The 0.36.0 release of Superset adds a specific setting to allow Druid datasources (as we use them) to be visible/usable. Superset upstream suggested mapping every Druid datasource as a table.
Steps to create Druid tables: https://wikitech.wikimedia.org/wiki/Analytics/Systems/Superset#Druid_datasources_vs_Druid_tables
Description
Status | Subtype | Assigned | Task | ||
---|---|---|---|---|---|
Resolved | odimitrijevic | T211706 Superset Updates | |||
Resolved | elukey | T249681 Experiment with Druid and SqlAlchemy | |||
Resolved | cchen | T251857 Create Druid tables for Druid datasources in Superset |
Event Timeline
@elukey I created Druid tables from all Druid datasources we have except the followings:
- event_readingdepth
- mediawiki_history_beta
- mediawiki_history_reduced*
- netflow
- tbayer_popups
- test_elukey_webrequest
- test_elukey_wmf_netflow
- test_kafka_event_centralnoticeimpression
- test_wmf_netflow
The error message while creating the table was
Table [druid.mediawiki_history_reduced_2019_12] could not be found, please double check your database connection, schema, and table name, error: This result object does not return rows. It has been closed automatically.
Please confirm these sources are not active or not in use.
Another thing is, for source event_pageissues, the "eventCount" column is missing from the newly created table.
Sources are old, I confirm! Thanks :)
No idea for even_pageissues, will investigate :)
@fdans if you have time this week can you check this task and see what's the issue with event_pageissues?
@cchen just to clarify, is this eventCount column that count measure that druid adds to the datasource, or is it a column that should have been ingested as part of the job?
@fdans this eventCount is a column that should have been ingested as part of the job. This column is in the Druid datasource, but when mapping the datasource to a Druid table, this column is missing.
event_pageissues: Druid datasource and Druid table
This is the puppet configuration for the job that pulls from Hive and index to Druid:
profile::analytics::refinery::job::eventlogging_to_druid_job { 'pageissues': ensure => 'absent', job_config => { dimensions => 'event.action,event.editCountBucket,event.isAnon,event.issuesSeverity,event.issuesVersion,event.namespaceId,event.sectionNumbers,revision,wiki,useragent.browser_family,useragent.browser_major,useragent.browser_minor,useragent.device_family,useragent.is_bot,useragent.os_family,useragent.os_major,useragent.os_minor', }, }
A couple of notes:
- the job is currently absented, IIUC it was a one off, so only some data is present in Druid
- eventCount is not among the dimensions, so I think it was added manually to superset as extra column, but in theory it shouldn't be needed since it seems a measure (for example, in the Druid table the event count can be easily retrieved via SQL).

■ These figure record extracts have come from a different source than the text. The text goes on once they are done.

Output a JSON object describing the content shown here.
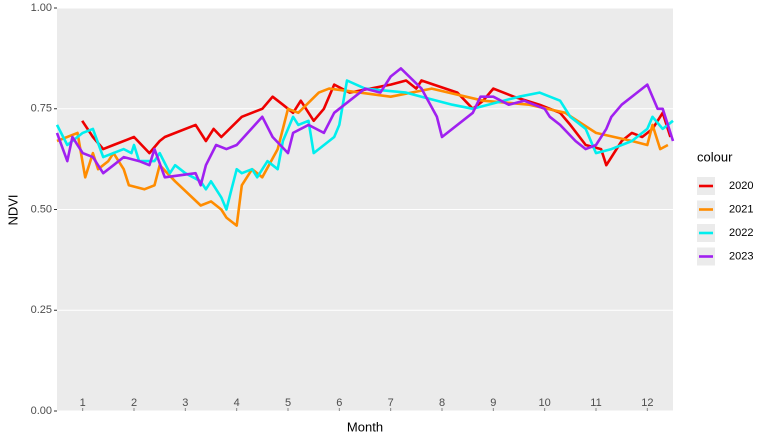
{
  "chart_data": {
    "type": "line",
    "xlabel": "Month",
    "ylabel": "NDVI",
    "legend_title": "colour",
    "legend": "right",
    "grid": true,
    "xlim": [
      0.5,
      12.5
    ],
    "xticks": [
      1,
      2,
      3,
      4,
      5,
      6,
      7,
      8,
      9,
      10,
      11,
      12
    ],
    "ylim": [
      0,
      1
    ],
    "yticks": [
      {
        "value": 0,
        "label": "0.00"
      },
      {
        "value": 0.25,
        "label": "0.25"
      },
      {
        "value": 0.5,
        "label": "0.50"
      },
      {
        "value": 0.75,
        "label": "0.75"
      },
      {
        "value": 1,
        "label": "1.00"
      }
    ],
    "series": [
      {
        "name": "2020",
        "color": "#ee0000",
        "x": [
          0.99,
          1.2,
          1.4,
          1.6,
          2.0,
          2.3,
          2.5,
          2.6,
          3.2,
          3.4,
          3.55,
          3.7,
          4.1,
          4.5,
          4.7,
          4.9,
          5.1,
          5.25,
          5.5,
          5.7,
          5.9,
          6.2,
          6.6,
          7.0,
          7.3,
          7.5,
          7.6,
          8.3,
          8.6,
          8.8,
          9.0,
          9.4,
          9.9,
          10.3,
          10.5,
          10.8,
          11.1,
          11.2,
          11.5,
          11.7,
          11.9,
          12.1,
          12.3,
          12.45
        ],
        "values": [
          0.72,
          0.68,
          0.65,
          0.66,
          0.68,
          0.64,
          0.67,
          0.68,
          0.71,
          0.67,
          0.7,
          0.68,
          0.73,
          0.75,
          0.78,
          0.76,
          0.74,
          0.77,
          0.72,
          0.75,
          0.81,
          0.79,
          0.8,
          0.81,
          0.82,
          0.8,
          0.82,
          0.79,
          0.75,
          0.77,
          0.8,
          0.78,
          0.76,
          0.74,
          0.71,
          0.66,
          0.65,
          0.61,
          0.67,
          0.69,
          0.68,
          0.7,
          0.74,
          0.68
        ]
      },
      {
        "name": "2021",
        "color": "#ff8c00",
        "x": [
          0.5,
          0.9,
          1.05,
          1.2,
          1.3,
          1.5,
          1.6,
          1.8,
          1.9,
          2.2,
          2.4,
          2.5,
          2.8,
          3.3,
          3.5,
          3.7,
          3.8,
          4.0,
          4.1,
          4.3,
          4.5,
          4.8,
          5.0,
          5.2,
          5.6,
          5.8,
          6.4,
          7.0,
          7.8,
          8.8,
          9.7,
          10.4,
          11.0,
          11.7,
          12.0,
          12.1,
          12.25,
          12.4
        ],
        "values": [
          0.67,
          0.69,
          0.58,
          0.64,
          0.6,
          0.62,
          0.64,
          0.6,
          0.56,
          0.55,
          0.56,
          0.61,
          0.57,
          0.51,
          0.52,
          0.5,
          0.48,
          0.46,
          0.56,
          0.6,
          0.58,
          0.65,
          0.75,
          0.74,
          0.79,
          0.8,
          0.79,
          0.78,
          0.8,
          0.77,
          0.76,
          0.74,
          0.69,
          0.67,
          0.66,
          0.71,
          0.65,
          0.66
        ]
      },
      {
        "name": "2022",
        "color": "#00eeee",
        "x": [
          0.5,
          0.7,
          1.0,
          1.2,
          1.4,
          1.8,
          1.95,
          2.0,
          2.1,
          2.4,
          2.5,
          2.7,
          2.8,
          3.0,
          3.3,
          3.4,
          3.5,
          3.7,
          3.8,
          3.9,
          4.0,
          4.1,
          4.3,
          4.4,
          4.6,
          4.8,
          4.9,
          5.1,
          5.2,
          5.4,
          5.5,
          5.9,
          6.0,
          6.15,
          6.5,
          7.3,
          7.6,
          8.2,
          8.6,
          9.5,
          9.9,
          10.3,
          10.5,
          10.8,
          11.0,
          11.3,
          11.7,
          12.0,
          12.1,
          12.3,
          12.5
        ],
        "values": [
          0.71,
          0.66,
          0.69,
          0.7,
          0.63,
          0.65,
          0.64,
          0.66,
          0.62,
          0.62,
          0.64,
          0.59,
          0.61,
          0.59,
          0.57,
          0.55,
          0.57,
          0.53,
          0.5,
          0.55,
          0.6,
          0.59,
          0.6,
          0.58,
          0.62,
          0.6,
          0.67,
          0.73,
          0.71,
          0.72,
          0.64,
          0.68,
          0.71,
          0.82,
          0.8,
          0.79,
          0.78,
          0.76,
          0.75,
          0.78,
          0.79,
          0.77,
          0.73,
          0.7,
          0.64,
          0.65,
          0.67,
          0.7,
          0.73,
          0.7,
          0.72
        ]
      },
      {
        "name": "2023",
        "color": "#a020f0",
        "x": [
          0.5,
          0.7,
          0.8,
          1.0,
          1.2,
          1.4,
          1.6,
          1.8,
          2.1,
          2.3,
          2.4,
          2.6,
          3.2,
          3.3,
          3.4,
          3.6,
          3.8,
          4.0,
          4.5,
          4.7,
          5.0,
          5.1,
          5.4,
          5.7,
          5.9,
          6.1,
          6.5,
          6.8,
          7.0,
          7.2,
          7.6,
          7.9,
          8.0,
          8.6,
          8.75,
          9.0,
          9.3,
          9.6,
          10.0,
          10.1,
          10.3,
          10.6,
          10.8,
          11.0,
          11.2,
          11.3,
          11.5,
          12.0,
          12.2,
          12.3,
          12.4,
          12.5
        ],
        "values": [
          0.69,
          0.62,
          0.68,
          0.64,
          0.63,
          0.59,
          0.61,
          0.63,
          0.62,
          0.61,
          0.65,
          0.58,
          0.59,
          0.56,
          0.61,
          0.66,
          0.65,
          0.66,
          0.73,
          0.68,
          0.64,
          0.69,
          0.71,
          0.69,
          0.74,
          0.76,
          0.8,
          0.79,
          0.83,
          0.85,
          0.8,
          0.73,
          0.68,
          0.74,
          0.78,
          0.78,
          0.76,
          0.77,
          0.75,
          0.73,
          0.71,
          0.67,
          0.65,
          0.66,
          0.7,
          0.73,
          0.76,
          0.81,
          0.75,
          0.75,
          0.71,
          0.67
        ]
      }
    ]
  }
}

@cchen I checked the Druid segments for event_pageissues on Druid and I noticed that they are from 2018-10-03 to 2018-11-05. If I explore the datasource with a simple Table Chart for the past 7 days, I see a "No data" returned, meanwhile if I do the same with the Druid SQL Table I see a count that appears. This is something very strange, maybe a bug in Superset? (or maybe me not seeing the obvious lacking coffee?)

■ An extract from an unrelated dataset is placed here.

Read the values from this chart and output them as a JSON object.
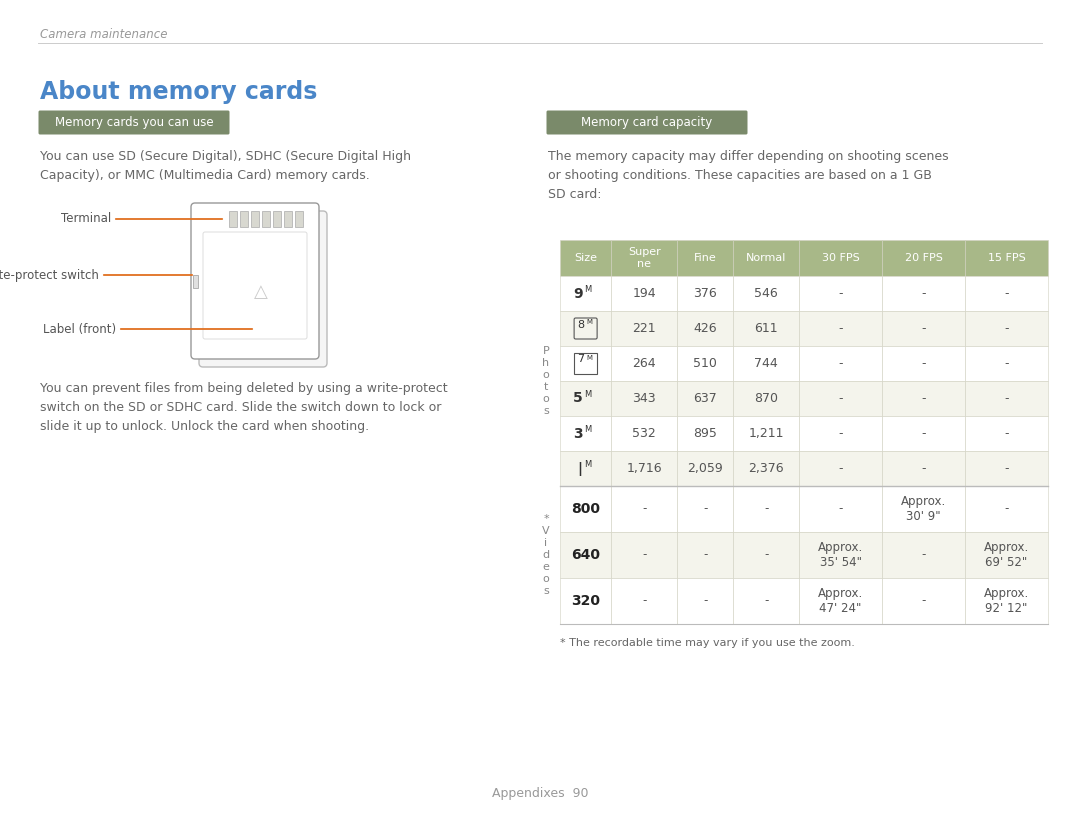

Also, do you need eventCount in this case for some chart/query? (Just to understand the use case, I suspect that we could live without it in the Druid SQL Table).
I checked in the new version of Superset in staging (under testing) and the bug seems gone, weird..
@elukey I forgot to click "submit" button...
There's no charts/query using this. I was checking each table to make sure they are the same as datasource. And yes we can live without this!